The third Federal Court action against MWL Financial Services, which is now in administration, alleges that the company provided inappropriate financial advice to clients to invest their superannuation into the Shield Master Fund.
ASIC says between May 2022 and February 2024, nine MWL representatives advised at least 556 clients to make initial investments of about $114 million of their superannuation into Shield.
ASIC is also targeting former MWL director Nicholas Maikousis and lead generator Imperial Capital Group Australia in the Federal Court action, with the regulator alleging serious failings in relation to Imperial’s referral of clients to MWL and the financial advice given by MWL advisers.
Imperial, acting as a lead generator, is alleged to have made misleading representations to prospective clients about the standard, quality and benefits of MWL’s financial services and was involved in MWL’s alleged contravention of its obligation to provide financial services efficiently, honestly and fairly.
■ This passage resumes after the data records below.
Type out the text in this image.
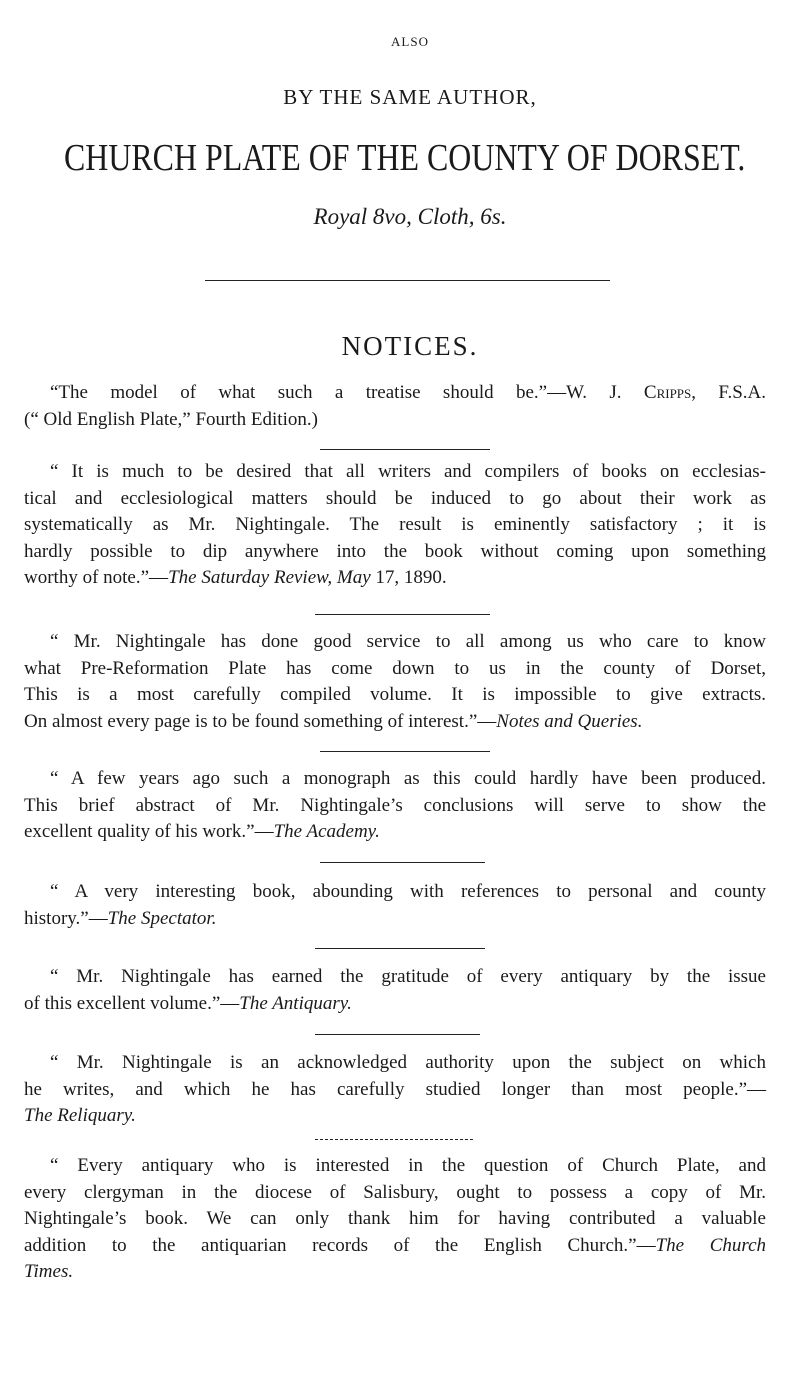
ALSO
BY THE SAME AUTHOR,
CHURCH PLATE OF THE COUNTY OF DORSET.
Royal 8vo, Cloth, 6s.
NOTICES.
“The model of what such a treatise should be.”—W. J. Cripps, F.S.A.
(“ Old English Plate,” Fourth Edition.)
“ It is much to be desired that all writers and compilers of books on ecclesias-
tical and ecclesiological matters should be induced to go about their work as
systematically as Mr. Nightingale. The result is eminently satisfactory ; it is
hardly possible to dip anywhere into the book without coming upon something
worthy of note.”—The Saturday Review, May 17, 1890.
“ Mr. Nightingale has done good service to all among us who care to know
what Pre-Reformation Plate has come down to us in the county of Dorset,
This is a most carefully compiled volume. It is impossible to give extracts.
On almost every page is to be found something of interest.”—Notes and Queries.
“ A few years ago such a monograph as this could hardly have been produced.
This brief abstract of Mr. Nightingale’s conclusions will serve to show the
excellent quality of his work.”—The Academy.
“ A very interesting book, abounding with references to personal and county
history.”—The Spectator.
“ Mr. Nightingale has earned the gratitude of every antiquary by the issue
of this excellent volume.”—The Antiquary.
“ Mr. Nightingale is an acknowledged authority upon the subject on which
he writes, and which he has carefully studied longer than most people.”—
The Reliquary.
“ Every antiquary who is interested in the question of Church Plate, and
every clergyman in the diocese of Salisbury, ought to possess a copy of Mr.
Nightingale’s book. We can only thank him for having contributed a valuable
addition to the antiquarian records of the English Church.”—The Church
Times.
Maikousis is also alleged to have been involved in MWL’s alleged contraventions of its general licensee obligations and its obligation to take reasonable steps to ensure its authorised representatives complied with their best interests and related duties.
MWL is alleged to have received advice fees charged to clients for preparing statements of advice recommending investment in Shield, with Imperial said to have received about $12.8 million in payments from entities associated with Shield for client referrals.
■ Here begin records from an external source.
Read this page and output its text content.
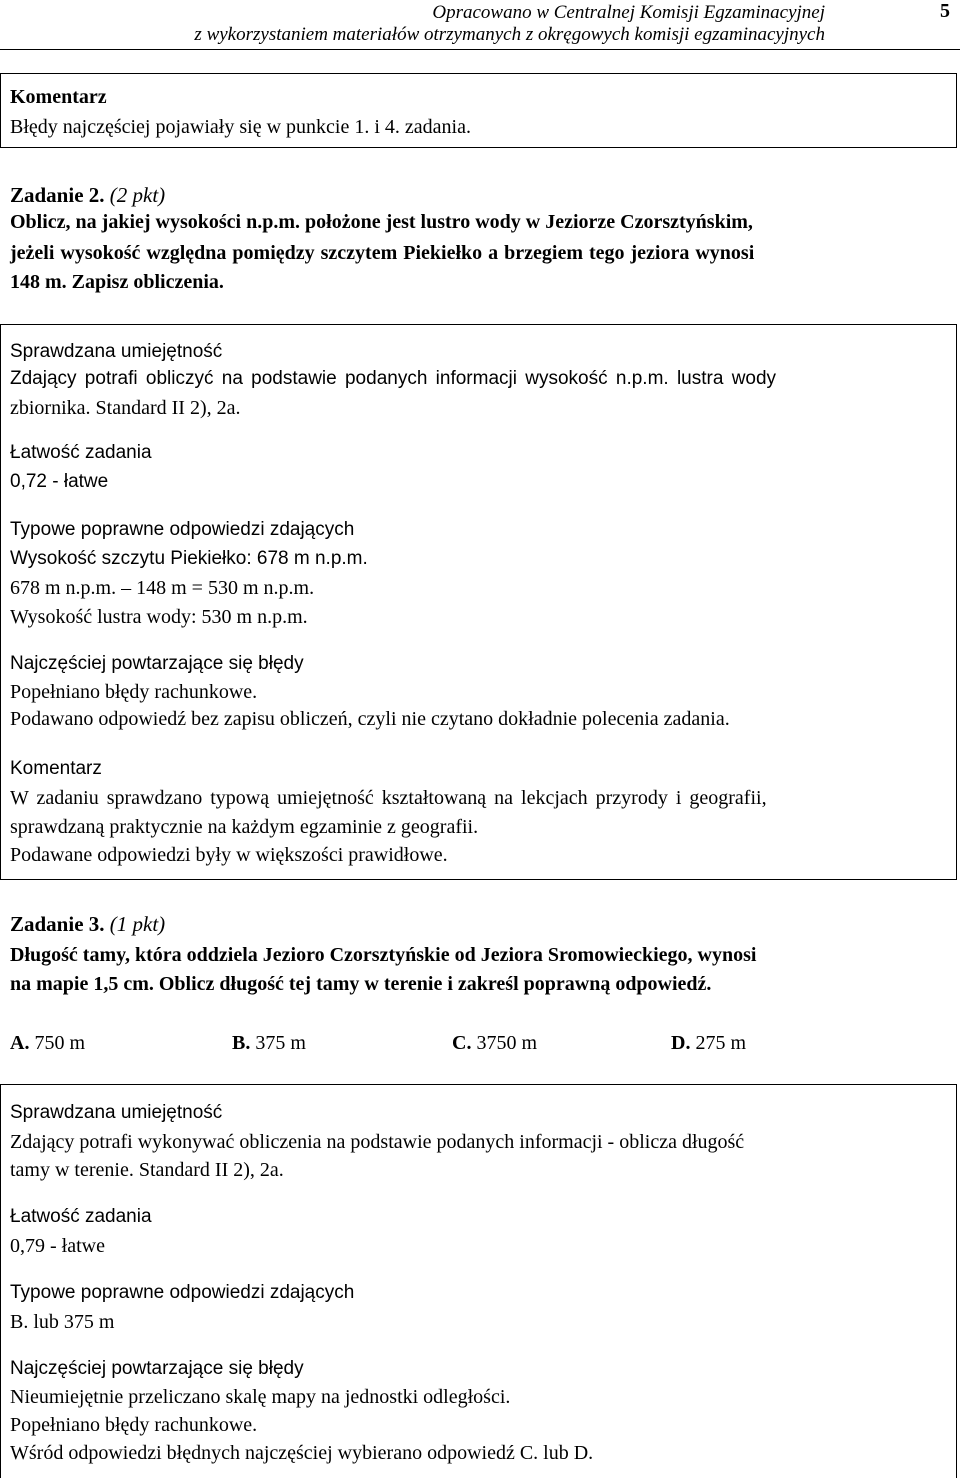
Opracowano w Centralnej Komisji Egzaminacyjnej
z wykorzystaniem materiałów otrzymanych z okręgowych komisji egzaminacyjnych
5
Komentarz
Błędy najczęściej pojawiały się w punkcie 1. i 4. zadania.
Zadanie 2. (2 pkt)
Oblicz, na jakiej wysokości n.p.m. położone jest lustro wody w Jeziorze Czorsztyńskim,
jeżeli wysokość względna pomiędzy szczytem Piekiełko a brzegiem tego jeziora wynosi
148 m. Zapisz obliczenia.
Sprawdzana umiejętność
Zdający potrafi obliczyć na podstawie podanych informacji wysokość n.p.m. lustra wody
zbiornika. Standard II 2), 2a.
Łatwość zadania
0,72 - łatwe
Typowe poprawne odpowiedzi zdających
Wysokość szczytu Piekiełko: 678 m n.p.m.
678 m n.p.m. – 148 m = 530 m n.p.m.
Wysokość lustra wody: 530 m n.p.m.
Najczęściej powtarzające się błędy
Popełniano błędy rachunkowe.
Podawano odpowiedź bez zapisu obliczeń, czyli nie czytano dokładnie polecenia zadania.
Komentarz
W zadaniu sprawdzano typową umiejętność kształtowaną na lekcjach przyrody i geografii,
sprawdzaną praktycznie na każdym egzaminie z geografii.
Podawane odpowiedzi były w większości prawidłowe.
Zadanie 3. (1 pkt)
Długość tamy, która oddziela Jezioro Czorsztyńskie od Jeziora Sromowieckiego, wynosi
na mapie 1,5 cm. Oblicz długość tej tamy w terenie i zakreśl poprawną odpowiedź.
A. 750 m	B. 375 m	C. 3750 m	D. 275 m
Sprawdzana umiejętność
Zdający potrafi wykonywać obliczenia na podstawie podanych informacji - oblicza długość
tamy w terenie. Standard II 2), 2a.
Łatwość zadania
0,79 - łatwe
Typowe poprawne odpowiedzi zdających
B. lub 375 m
Najczęściej powtarzające się błędy
Nieumiejętnie przeliczano skalę mapy na jednostki odległości.
Popełniano błędy rachunkowe.
Wśród odpowiedzi błędnych najczęściej wybierano odpowiedź C. lub D.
“ASIC will seek to allege that MWL and Imperial were involved in a project which resulted in the superannuation of hundreds of Australians being invested into a high-risk scheme,” says Court.
The ASIC deputy chair says the project allegedly involved Imperial referring prospective clients to MWL for what Imperial represented would be tailored financial advice, but which instead put clients into a pre-selected investment, namely Shield.
“Instead of the tailored financial advice that was promised, we will seek to allege MWL provided pre-determined advice that was not in clients’ best interests,” she says.
“Despite Shield having no proven track record, we will seek to allege clients were advised to invest most or almost all of their retirement savings into the fund, irrespective of their individual circumstances.”
ASIC launched its first civil action in August relating to the collapse of Shield, First Guardian and Australian Fiduciaries, targeting Equity Trustees Superannuation over alleged oversight failures in relation to Shield.
The legal manoeuvres come on the heels of an investigation by Slater and Gordon Lawyers for a potential class action on behalf of thousands of investors who have lost their superannuation savings to alleged Ponzi schemes involving the three funds.